Children engaged in the worst form of labour: ILO

About 500 children in Fiji have been found to be engaged in the worst form of child labour.

This was confirmed by the International Labour Organization’s first-ever comprehensive study conducted over a period of five years.

The program dubbed Tackling Child Labour through Education (TACKLE) highlighted that children under the age of 15 were engaged in the worst form of child labour, including sexual exploitation, drug trafficking, begging and hazardous work while many more worked below minimum age employment.

The comprehensive study also revealed that the main reasons these children engaged in such work was poverty, family breakdown, education, unemployment, internal migration, crisis situations, among other reasons.

The research also offered lessons learnt from current action programs to withdraw and prevent children from these types of work.

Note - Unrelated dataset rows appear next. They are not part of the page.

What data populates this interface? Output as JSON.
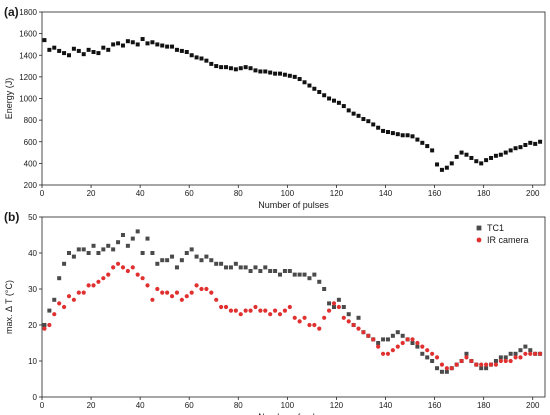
{
  "chart_data": [
    {
      "type": "scatter",
      "panel_label": "(a)",
      "xlabel": "Number of pulses",
      "ylabel": "Energy (J)",
      "xlim": [
        0,
        205
      ],
      "ylim": [
        200,
        1800
      ],
      "xticks": [
        0,
        20,
        40,
        60,
        80,
        100,
        120,
        140,
        160,
        180,
        200
      ],
      "yticks": [
        200,
        400,
        600,
        800,
        1000,
        1200,
        1400,
        1600,
        1800
      ],
      "series": [
        {
          "color": "#111111",
          "marker": "square",
          "x": [
            1,
            3,
            5,
            7,
            9,
            11,
            13,
            15,
            17,
            19,
            21,
            23,
            25,
            27,
            29,
            31,
            33,
            35,
            37,
            39,
            41,
            43,
            45,
            47,
            49,
            51,
            53,
            55,
            57,
            59,
            61,
            63,
            65,
            67,
            69,
            71,
            73,
            75,
            77,
            79,
            81,
            83,
            85,
            87,
            89,
            91,
            93,
            95,
            97,
            99,
            101,
            103,
            105,
            107,
            109,
            111,
            113,
            115,
            117,
            119,
            121,
            123,
            125,
            127,
            129,
            131,
            133,
            135,
            137,
            139,
            141,
            143,
            145,
            147,
            149,
            151,
            153,
            155,
            157,
            159,
            161,
            163,
            165,
            167,
            169,
            171,
            173,
            175,
            177,
            179,
            181,
            183,
            185,
            187,
            189,
            191,
            193,
            195,
            197,
            199,
            201,
            203
          ],
          "y": [
            1540,
            1450,
            1470,
            1440,
            1420,
            1400,
            1460,
            1440,
            1410,
            1450,
            1430,
            1420,
            1470,
            1450,
            1500,
            1510,
            1490,
            1530,
            1520,
            1500,
            1550,
            1510,
            1520,
            1500,
            1490,
            1480,
            1480,
            1450,
            1440,
            1430,
            1400,
            1380,
            1370,
            1350,
            1320,
            1300,
            1290,
            1290,
            1280,
            1270,
            1280,
            1290,
            1280,
            1260,
            1250,
            1250,
            1240,
            1230,
            1230,
            1220,
            1210,
            1200,
            1180,
            1150,
            1120,
            1090,
            1060,
            1030,
            1000,
            980,
            960,
            930,
            890,
            860,
            840,
            810,
            790,
            760,
            730,
            700,
            690,
            680,
            670,
            660,
            660,
            650,
            620,
            590,
            560,
            520,
            390,
            340,
            360,
            400,
            460,
            500,
            480,
            450,
            420,
            400,
            430,
            450,
            470,
            480,
            500,
            520,
            540,
            550,
            570,
            590,
            580,
            600
          ]
        }
      ]
    },
    {
      "type": "scatter",
      "panel_label": "(b)",
      "xlabel": "Number of pulses",
      "ylabel": "max. Δ T (°C)",
      "xlim": [
        0,
        205
      ],
      "ylim": [
        0,
        50
      ],
      "xticks": [
        0,
        20,
        40,
        60,
        80,
        100,
        120,
        140,
        160,
        180,
        200
      ],
      "yticks": [
        0,
        10,
        20,
        30,
        40,
        50
      ],
      "legend_position": "top-right",
      "series": [
        {
          "name": "TC1",
          "color": "#4a4a4a",
          "marker": "square",
          "x": [
            1,
            3,
            5,
            7,
            9,
            11,
            13,
            15,
            17,
            19,
            21,
            23,
            25,
            27,
            29,
            31,
            33,
            35,
            37,
            39,
            41,
            43,
            45,
            47,
            49,
            51,
            53,
            55,
            57,
            59,
            61,
            63,
            65,
            67,
            69,
            71,
            73,
            75,
            77,
            79,
            81,
            83,
            85,
            87,
            89,
            91,
            93,
            95,
            97,
            99,
            101,
            103,
            105,
            107,
            109,
            111,
            113,
            115,
            117,
            119,
            121,
            123,
            125,
            127,
            129,
            131,
            133,
            135,
            137,
            139,
            141,
            143,
            145,
            147,
            149,
            151,
            153,
            155,
            157,
            159,
            161,
            163,
            165,
            167,
            169,
            171,
            173,
            175,
            177,
            179,
            181,
            183,
            185,
            187,
            189,
            191,
            193,
            195,
            197,
            199,
            201,
            203
          ],
          "y": [
            20,
            24,
            27,
            33,
            37,
            40,
            39,
            41,
            41,
            40,
            42,
            40,
            41,
            42,
            41,
            43,
            45,
            42,
            44,
            46,
            40,
            44,
            40,
            37,
            38,
            38,
            39,
            36,
            38,
            40,
            41,
            39,
            38,
            39,
            38,
            37,
            37,
            36,
            36,
            37,
            36,
            36,
            35,
            36,
            35,
            36,
            35,
            35,
            34,
            35,
            35,
            34,
            34,
            34,
            33,
            34,
            32,
            30,
            26,
            25,
            27,
            25,
            23,
            20,
            22,
            18,
            17,
            16,
            15,
            16,
            16,
            17,
            18,
            17,
            16,
            15,
            14,
            12,
            11,
            10,
            8,
            7,
            7,
            8,
            9,
            10,
            12,
            10,
            9,
            8,
            8,
            9,
            10,
            11,
            11,
            12,
            12,
            13,
            14,
            13,
            12,
            12
          ]
        },
        {
          "name": "IR camera",
          "color": "#e03030",
          "marker": "circle",
          "x": [
            1,
            3,
            5,
            7,
            9,
            11,
            13,
            15,
            17,
            19,
            21,
            23,
            25,
            27,
            29,
            31,
            33,
            35,
            37,
            39,
            41,
            43,
            45,
            47,
            49,
            51,
            53,
            55,
            57,
            59,
            61,
            63,
            65,
            67,
            69,
            71,
            73,
            75,
            77,
            79,
            81,
            83,
            85,
            87,
            89,
            91,
            93,
            95,
            97,
            99,
            101,
            103,
            105,
            107,
            109,
            111,
            113,
            115,
            117,
            119,
            121,
            123,
            125,
            127,
            129,
            131,
            133,
            135,
            137,
            139,
            141,
            143,
            145,
            147,
            149,
            151,
            153,
            155,
            157,
            159,
            161,
            163,
            165,
            167,
            169,
            171,
            173,
            175,
            177,
            179,
            181,
            183,
            185,
            187,
            189,
            191,
            193,
            195,
            197,
            199,
            201,
            203
          ],
          "y": [
            19,
            20,
            23,
            26,
            25,
            28,
            27,
            29,
            29,
            31,
            31,
            32,
            33,
            34,
            36,
            37,
            36,
            35,
            36,
            34,
            33,
            31,
            27,
            30,
            29,
            29,
            28,
            29,
            27,
            28,
            29,
            31,
            30,
            30,
            29,
            27,
            25,
            25,
            24,
            24,
            23,
            24,
            24,
            25,
            24,
            24,
            23,
            24,
            23,
            24,
            25,
            22,
            21,
            22,
            20,
            20,
            19,
            22,
            24,
            26,
            25,
            22,
            21,
            20,
            19,
            18,
            17,
            16,
            14,
            12,
            12,
            13,
            14,
            15,
            16,
            16,
            15,
            14,
            13,
            12,
            11,
            9,
            8,
            8,
            9,
            10,
            11,
            10,
            9,
            9,
            9,
            9,
            9,
            10,
            10,
            10,
            11,
            11,
            12,
            12,
            12,
            12
          ]
        }
      ]
    }
  ]
}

One such lesson was the fact that many of the children were out of the education system having dropped out of school.

The lack of social support was also one issue highlighted in the report — which stated that relevant education programs for child labourers and out-of-school children posed a challenge to effectively removing children from the worst forms of child labour.

TACKLE is a global program aimed at tackling child labour through education in 11 countries across Africa, the Caribbean and the Pacific, including Fiji and Papua New Guinea.

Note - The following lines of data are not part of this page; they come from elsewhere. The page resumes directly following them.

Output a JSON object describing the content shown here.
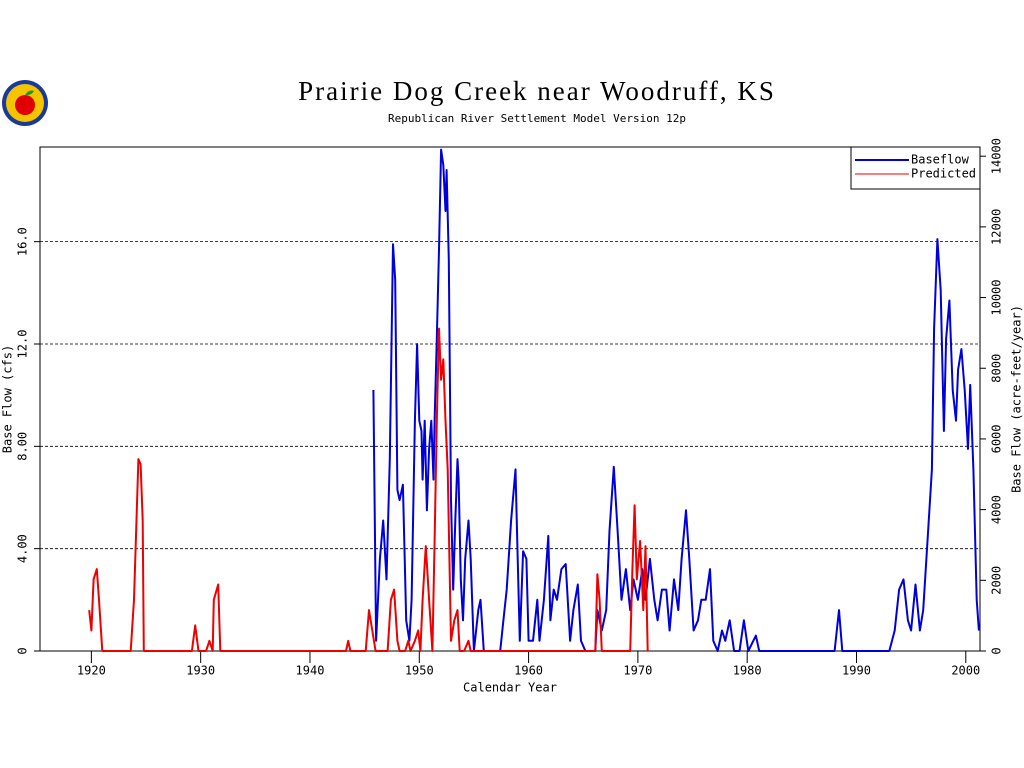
{
  "chart_data": {
    "type": "line",
    "title": "Prairie Dog Creek near Woodruff, KS",
    "subtitle": "Republican River Settlement Model Version 12p",
    "xlabel": "Calendar Year",
    "ylabel": "Base Flow (cfs)",
    "y2label": "Base Flow (acre-feet/year)",
    "xlim": [
      1915.3,
      2001.3
    ],
    "xticks": [
      1920,
      1930,
      1940,
      1950,
      1960,
      1970,
      1980,
      1990,
      2000
    ],
    "ylim": [
      0,
      19.7
    ],
    "yticks": [
      0,
      {
        "value": 4,
        "label": "4.00"
      },
      {
        "value": 8,
        "label": "8.00"
      },
      {
        "value": 12,
        "label": "12.0"
      },
      {
        "value": 16,
        "label": "16.0"
      }
    ],
    "y2lim": [
      0,
      14260
    ],
    "y2ticks": [
      0,
      2000,
      4000,
      6000,
      8000,
      10000,
      12000,
      14000
    ],
    "grid": true,
    "legend": "upper right",
    "series": [
      {
        "name": "Baseflow",
        "color": "#0000dd",
        "x": [
          1945.8,
          1946.05,
          1946.4,
          1946.7,
          1947.0,
          1947.3,
          1947.6,
          1947.8,
          1948.0,
          1948.2,
          1948.5,
          1948.8,
          1949.1,
          1949.3,
          1949.6,
          1949.8,
          1950.0,
          1950.2,
          1950.3,
          1950.5,
          1950.7,
          1950.9,
          1951.1,
          1951.3,
          1951.4,
          1951.6,
          1951.8,
          1952.0,
          1952.2,
          1952.4,
          1952.5,
          1952.7,
          1952.9,
          1953.1,
          1953.3,
          1953.5,
          1953.6,
          1953.8,
          1954.0,
          1954.2,
          1954.5,
          1954.7,
          1955.0,
          1955.4,
          1955.6,
          1955.9,
          1957.4,
          1957.7,
          1958.0,
          1958.4,
          1958.8,
          1959.0,
          1959.2,
          1959.5,
          1959.8,
          1960.0,
          1960.4,
          1960.8,
          1961.0,
          1961.4,
          1961.8,
          1962.0,
          1962.3,
          1962.6,
          1963.0,
          1963.4,
          1963.8,
          1964.1,
          1964.5,
          1964.8,
          1965.2,
          1966.1,
          1966.3,
          1966.7,
          1967.1,
          1967.4,
          1967.8,
          1968.2,
          1968.5,
          1968.9,
          1969.3,
          1969.6,
          1970.0,
          1970.4,
          1970.7,
          1971.1,
          1971.5,
          1971.8,
          1972.2,
          1972.6,
          1972.9,
          1973.3,
          1973.7,
          1974.0,
          1974.4,
          1974.7,
          1975.1,
          1975.5,
          1975.8,
          1976.2,
          1976.6,
          1976.9,
          1977.3,
          1977.7,
          1978.0,
          1978.4,
          1978.8,
          1979.3,
          1979.7,
          1980.1,
          1980.8,
          1981.1,
          1988.0,
          1988.4,
          1988.7,
          1993.0,
          1993.5,
          1993.9,
          1994.3,
          1994.7,
          1995.0,
          1995.4,
          1995.8,
          1996.1,
          1996.5,
          1996.9,
          1997.1,
          1997.4,
          1997.7,
          1998.0,
          1998.2,
          1998.5,
          1998.8,
          1999.1,
          1999.3,
          1999.6,
          1999.9,
          2000.2,
          2000.4,
          2000.7,
          2001.0,
          2001.2
        ],
        "values": [
          10.2,
          0.4,
          3.6,
          5.1,
          2.8,
          7.5,
          15.9,
          14.5,
          6.3,
          5.9,
          6.5,
          1.2,
          0.4,
          2.0,
          9.0,
          12.0,
          9.0,
          8.6,
          6.7,
          9.0,
          5.5,
          7.9,
          9.0,
          6.7,
          9.0,
          12.2,
          15.7,
          19.6,
          19.0,
          17.2,
          18.8,
          15.3,
          5.9,
          2.4,
          5.1,
          7.5,
          6.7,
          2.8,
          1.2,
          3.6,
          5.1,
          3.6,
          0,
          1.6,
          2.0,
          0,
          0,
          1.2,
          2.4,
          5.1,
          7.1,
          3.6,
          0.4,
          3.9,
          3.6,
          0.4,
          0.4,
          2.0,
          0.4,
          2.0,
          4.5,
          1.2,
          2.4,
          2.0,
          3.2,
          3.4,
          0.4,
          1.6,
          2.6,
          0.4,
          0,
          0,
          1.6,
          0.8,
          1.6,
          4.7,
          7.2,
          4.3,
          2.0,
          3.2,
          1.6,
          2.8,
          2.0,
          3.2,
          2.0,
          3.6,
          2.0,
          1.2,
          2.4,
          2.4,
          0.8,
          2.8,
          1.6,
          3.6,
          5.5,
          3.6,
          0.8,
          1.2,
          2.0,
          2.0,
          3.2,
          0.4,
          0,
          0.8,
          0.4,
          1.2,
          0,
          0,
          1.2,
          0,
          0.6,
          0,
          0,
          1.6,
          0,
          0,
          0.8,
          2.4,
          2.8,
          1.2,
          0.8,
          2.6,
          0.8,
          1.6,
          4.3,
          7.1,
          12.6,
          16.1,
          14.1,
          8.6,
          12.2,
          13.7,
          10.2,
          9.0,
          11.0,
          11.8,
          10.2,
          7.9,
          10.4,
          7.1,
          2.0,
          0.8
        ]
      },
      {
        "name": "Predicted",
        "color": "#ee0000",
        "x": [
          1919.8,
          1920.0,
          1920.2,
          1920.5,
          1920.7,
          1921.0,
          1923.6,
          1923.9,
          1924.3,
          1924.5,
          1924.7,
          1924.8,
          1929.2,
          1929.5,
          1929.8,
          1930.5,
          1930.8,
          1931.1,
          1931.2,
          1931.6,
          1931.8,
          1943.3,
          1943.5,
          1943.7,
          1945.1,
          1945.4,
          1945.7,
          1946.0,
          1947.1,
          1947.4,
          1947.7,
          1948.0,
          1948.2,
          1948.7,
          1949.0,
          1949.2,
          1949.6,
          1949.9,
          1950.1,
          1950.3,
          1950.6,
          1950.9,
          1951.2,
          1951.4,
          1951.6,
          1951.8,
          1952.0,
          1952.2,
          1952.4,
          1952.6,
          1952.9,
          1953.2,
          1953.5,
          1953.7,
          1954.1,
          1954.5,
          1954.7,
          1966.1,
          1966.3,
          1966.5,
          1966.7,
          1969.3,
          1969.5,
          1969.7,
          1969.9,
          1970.2,
          1970.5,
          1970.7,
          1970.9
        ],
        "values": [
          1.6,
          0.8,
          2.8,
          3.2,
          2.0,
          0,
          0,
          2.0,
          7.5,
          7.3,
          5.1,
          0,
          0,
          1.0,
          0,
          0,
          0.4,
          0,
          2.0,
          2.6,
          0,
          0,
          0.4,
          0,
          0,
          1.6,
          0.8,
          0,
          0,
          2.0,
          2.4,
          0.4,
          0,
          0,
          0.4,
          0,
          0.4,
          0.8,
          0,
          2.0,
          4.1,
          2.0,
          0,
          4.3,
          9.0,
          12.6,
          10.6,
          11.4,
          9.0,
          7.1,
          0.4,
          1.2,
          1.6,
          0,
          0,
          0.4,
          0,
          0,
          3.0,
          2.0,
          0,
          0,
          3.2,
          5.7,
          2.8,
          4.3,
          1.6,
          4.1,
          0
        ]
      }
    ]
  }
}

It is funded by the European Commission and supported by the ACP Group of States.

Working with the ILO’s tri-partite partners and civil society groups, the program formulates, implements and enforces policies and programs to fight child labour. The program works through four strategic areas: improving the legal framework; strengthening institutional capacity to implement child labour strategies; developing effective demonstration models targeting child labour and enhancing the knowledge base and networks on child labour and education.